Buat perbandingan antara Biaya terhadap hasil produksi

In [57]:
t3 = df2.copy()
t3 = t3[t3.production=='Hauling Ore']
target = ['HINO ZS','HINO ZY','HONGYAN KINKAN430']
equipment = df[df.equipment_name.isin(target)==True][['category_equipment','equipment_name','equipment_code']].drop_duplicates()
equipment['equipment_detail'] = equipment.equipment_code.apply(lambda x: str(x).split('/')[0])
t3 = t3.merge(equipment, left_on='equipment', right_on='equipment_code', how='left')
t3 = t3[t3.equipment_name.isin(target)]
t3['produksi'] = t3['component_line/in_weight'] - t3['component_line/out_weight']
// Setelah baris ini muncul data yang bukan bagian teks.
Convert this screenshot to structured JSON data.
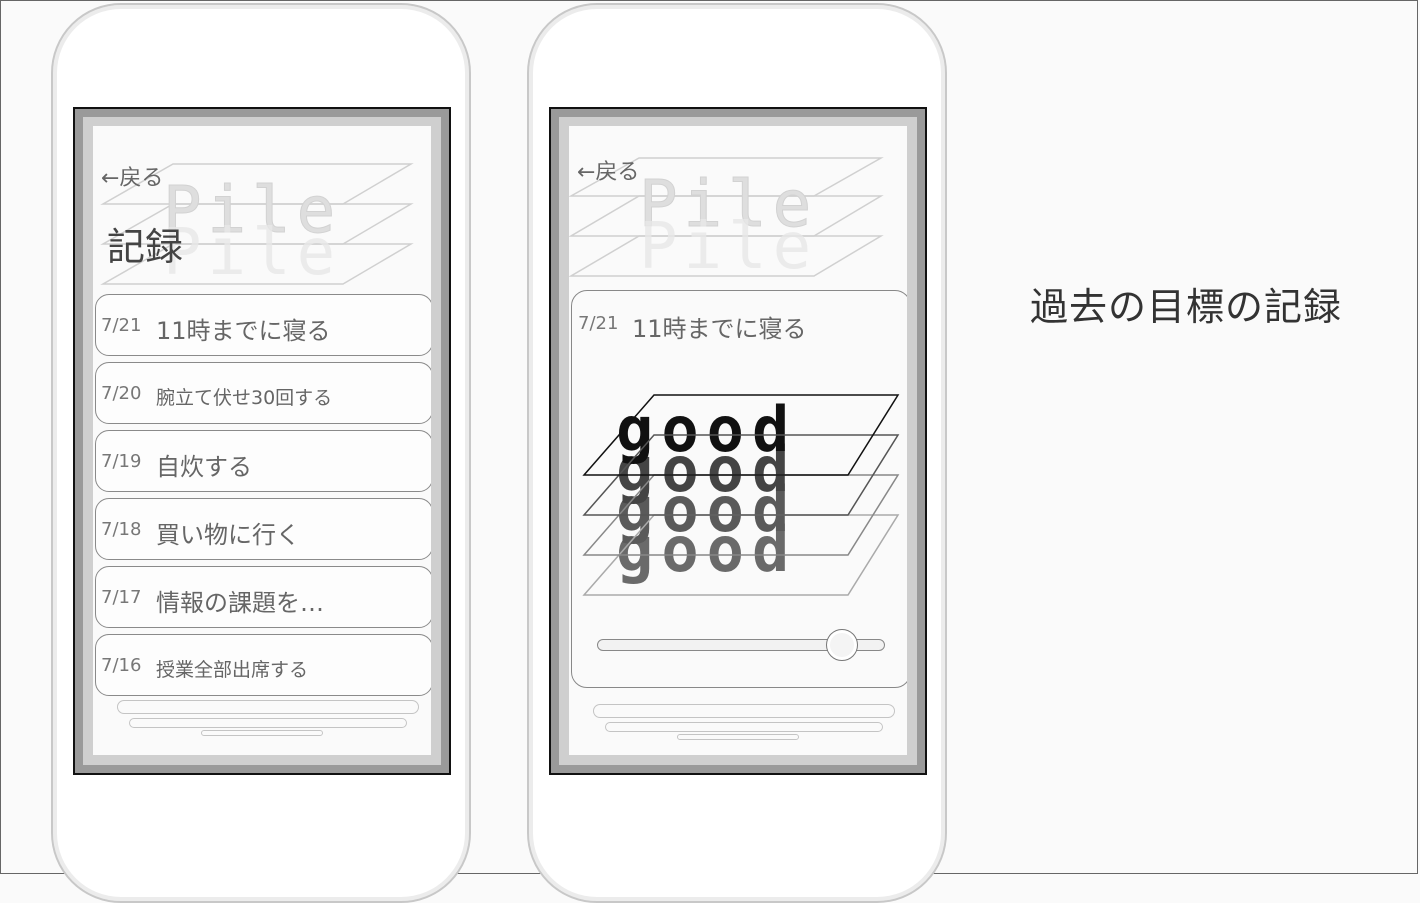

t3 = t3[['project/name','project','name','date','move_type','hm_engine_actual','production','employee','category_equipment','equipment_name','equipment_code','equipment_detail','component_line/in_weight','component_line/out_weight','produksi','state']]
t3.columns = [i.split('/')[-1] for i in t3.columns]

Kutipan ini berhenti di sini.